Hierarchical sampling in the refinement of protein-ligand complexes and in MM-GSBA calculations is an implementation of the PGL Sampling approach described in "Exploring hierarchical refinement techniques for induced fit docking with protein and ligand flexibility" [1], and applied with other Schrodinger tools in "Leveraging Data Fusion Strategies in Multireceptor Lead Optimization MM/GBSA End-Point Methods" [2].

The PGL algorithm is a protocol for sampling protein sidechains (P), ligand functional groups (G) and ligand orientational degrees of freedom (L). This is achieved through a two-stage sample-and-score algorithm. In order to sample the ligand functional groups, a series of rotamer libraries is created by sampling the ligand functional group in the presence of the ligand core using MacroModel. These rotamer libraries for ligand functional groups are then integrated into the existing Prime side-chain packing algorithm to optimally orient the ligand side chains and the protein functional groups using the Prime Energy Model.

To refine the conformation of the ligand core in the active site, a series of possible orientations within a small cutoff (typically 1.0 Å and 30°) of the input orientation are created by systematic sampling. These orientations are evaluated using a flexible steric-only scoring function all all orientations in which the the ligand functional groups and protein side chains can be packed without steric clashes are retained. The resulting orientations are clustered and a representative from each cluster has its protein side chain and ligand functional group degrees of freedom optimized using the Prime side-chain packing algorithm. These optimized conformations are ranked by Prime Energy and the lowest energy conformations are returned.

For MM-GBSA Calculations using hierarchical sampling, the complex structures are optimized using the active site optimization described above. The free receptor conformation is optimized using a Prime side-chain packing optimization without the ligand present.
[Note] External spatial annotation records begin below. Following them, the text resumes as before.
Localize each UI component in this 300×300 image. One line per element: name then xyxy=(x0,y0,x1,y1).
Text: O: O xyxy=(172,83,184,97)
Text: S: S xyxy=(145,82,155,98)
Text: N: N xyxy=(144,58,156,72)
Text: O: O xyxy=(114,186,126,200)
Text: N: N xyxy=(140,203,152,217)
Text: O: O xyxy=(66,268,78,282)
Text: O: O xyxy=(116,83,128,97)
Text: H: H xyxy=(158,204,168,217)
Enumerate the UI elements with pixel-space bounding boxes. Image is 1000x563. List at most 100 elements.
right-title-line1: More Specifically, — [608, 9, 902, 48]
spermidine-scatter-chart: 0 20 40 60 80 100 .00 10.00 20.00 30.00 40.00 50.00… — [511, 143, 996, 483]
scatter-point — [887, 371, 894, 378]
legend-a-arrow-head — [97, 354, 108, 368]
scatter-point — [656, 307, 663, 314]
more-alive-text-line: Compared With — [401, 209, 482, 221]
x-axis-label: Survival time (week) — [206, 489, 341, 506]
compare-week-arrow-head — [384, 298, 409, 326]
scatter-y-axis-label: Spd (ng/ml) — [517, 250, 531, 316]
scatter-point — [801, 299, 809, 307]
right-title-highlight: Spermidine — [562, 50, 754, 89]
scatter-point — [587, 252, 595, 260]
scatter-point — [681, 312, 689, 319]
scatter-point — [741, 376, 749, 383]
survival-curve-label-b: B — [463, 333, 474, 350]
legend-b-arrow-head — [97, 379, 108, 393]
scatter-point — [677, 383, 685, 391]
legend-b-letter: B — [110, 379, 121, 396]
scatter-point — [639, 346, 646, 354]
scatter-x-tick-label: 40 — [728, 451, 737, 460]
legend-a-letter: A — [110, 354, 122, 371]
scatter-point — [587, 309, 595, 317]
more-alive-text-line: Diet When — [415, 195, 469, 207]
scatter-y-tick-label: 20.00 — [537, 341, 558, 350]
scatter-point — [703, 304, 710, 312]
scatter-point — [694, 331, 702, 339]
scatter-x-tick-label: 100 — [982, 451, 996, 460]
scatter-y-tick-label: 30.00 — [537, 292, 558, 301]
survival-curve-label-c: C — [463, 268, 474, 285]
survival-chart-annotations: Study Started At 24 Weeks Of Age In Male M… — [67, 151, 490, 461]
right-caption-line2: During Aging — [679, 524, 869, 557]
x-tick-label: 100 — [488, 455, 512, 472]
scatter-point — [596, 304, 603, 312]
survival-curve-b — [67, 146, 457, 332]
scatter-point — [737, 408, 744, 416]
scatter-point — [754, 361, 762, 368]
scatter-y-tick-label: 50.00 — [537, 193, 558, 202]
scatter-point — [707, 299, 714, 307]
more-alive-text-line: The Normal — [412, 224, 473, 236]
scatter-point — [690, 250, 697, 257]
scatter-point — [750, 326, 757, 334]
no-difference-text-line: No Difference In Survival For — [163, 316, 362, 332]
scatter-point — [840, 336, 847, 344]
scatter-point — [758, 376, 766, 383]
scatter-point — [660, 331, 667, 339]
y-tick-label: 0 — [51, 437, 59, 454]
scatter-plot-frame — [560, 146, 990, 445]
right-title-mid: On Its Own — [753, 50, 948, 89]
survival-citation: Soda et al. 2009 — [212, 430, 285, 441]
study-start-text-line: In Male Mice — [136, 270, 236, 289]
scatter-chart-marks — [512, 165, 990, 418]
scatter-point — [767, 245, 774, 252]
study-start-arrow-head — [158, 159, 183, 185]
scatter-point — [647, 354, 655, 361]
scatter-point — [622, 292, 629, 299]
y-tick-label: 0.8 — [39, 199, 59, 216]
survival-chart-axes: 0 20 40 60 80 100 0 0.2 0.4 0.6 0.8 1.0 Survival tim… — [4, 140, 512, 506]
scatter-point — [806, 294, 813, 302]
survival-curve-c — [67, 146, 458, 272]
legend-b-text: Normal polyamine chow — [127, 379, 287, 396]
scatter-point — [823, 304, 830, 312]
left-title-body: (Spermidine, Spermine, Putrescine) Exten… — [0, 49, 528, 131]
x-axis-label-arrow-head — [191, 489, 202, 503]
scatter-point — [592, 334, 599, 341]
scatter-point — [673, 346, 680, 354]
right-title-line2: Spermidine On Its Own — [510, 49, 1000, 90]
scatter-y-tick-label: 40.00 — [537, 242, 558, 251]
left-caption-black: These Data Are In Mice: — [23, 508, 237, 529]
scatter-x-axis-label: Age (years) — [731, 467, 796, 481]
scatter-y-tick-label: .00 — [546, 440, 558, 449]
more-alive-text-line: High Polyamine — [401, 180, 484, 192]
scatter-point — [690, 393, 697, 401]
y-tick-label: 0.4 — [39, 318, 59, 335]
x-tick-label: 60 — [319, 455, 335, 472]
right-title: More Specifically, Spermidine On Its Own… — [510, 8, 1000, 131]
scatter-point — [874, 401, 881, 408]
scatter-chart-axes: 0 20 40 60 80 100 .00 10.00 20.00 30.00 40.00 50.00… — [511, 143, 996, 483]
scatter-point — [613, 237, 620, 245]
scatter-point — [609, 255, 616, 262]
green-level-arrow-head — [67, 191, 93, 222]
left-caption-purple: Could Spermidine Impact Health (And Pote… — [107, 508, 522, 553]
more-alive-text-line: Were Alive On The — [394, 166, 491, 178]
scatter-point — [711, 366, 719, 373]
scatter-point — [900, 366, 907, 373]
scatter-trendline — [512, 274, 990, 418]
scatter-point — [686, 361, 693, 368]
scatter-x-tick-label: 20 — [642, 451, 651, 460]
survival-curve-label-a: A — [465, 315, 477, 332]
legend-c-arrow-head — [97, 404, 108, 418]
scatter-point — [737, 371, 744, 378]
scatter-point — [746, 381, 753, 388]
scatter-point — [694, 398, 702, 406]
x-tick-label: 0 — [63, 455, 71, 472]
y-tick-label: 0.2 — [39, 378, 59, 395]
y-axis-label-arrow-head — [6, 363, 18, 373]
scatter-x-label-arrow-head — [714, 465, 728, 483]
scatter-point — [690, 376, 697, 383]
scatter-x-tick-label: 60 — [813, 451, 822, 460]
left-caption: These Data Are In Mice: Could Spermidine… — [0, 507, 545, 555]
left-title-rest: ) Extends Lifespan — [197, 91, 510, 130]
The free ligand conformation isobtained by performing a Prime side-chain packing optimization of the ligand functional groups without the protein present using the same rotamer libraries as used in the hierarchical sampling active site optimization used to determine the complex conformation. The Prime Energy of the optimized complex structure minus the Prime Energy of the optimized “free receptor” and the Prime Energy of the optimized “free ligand” conformation is then returned as the binding energy of the protein-ligand complex. If no ligand core is provided, a core is automatically determined.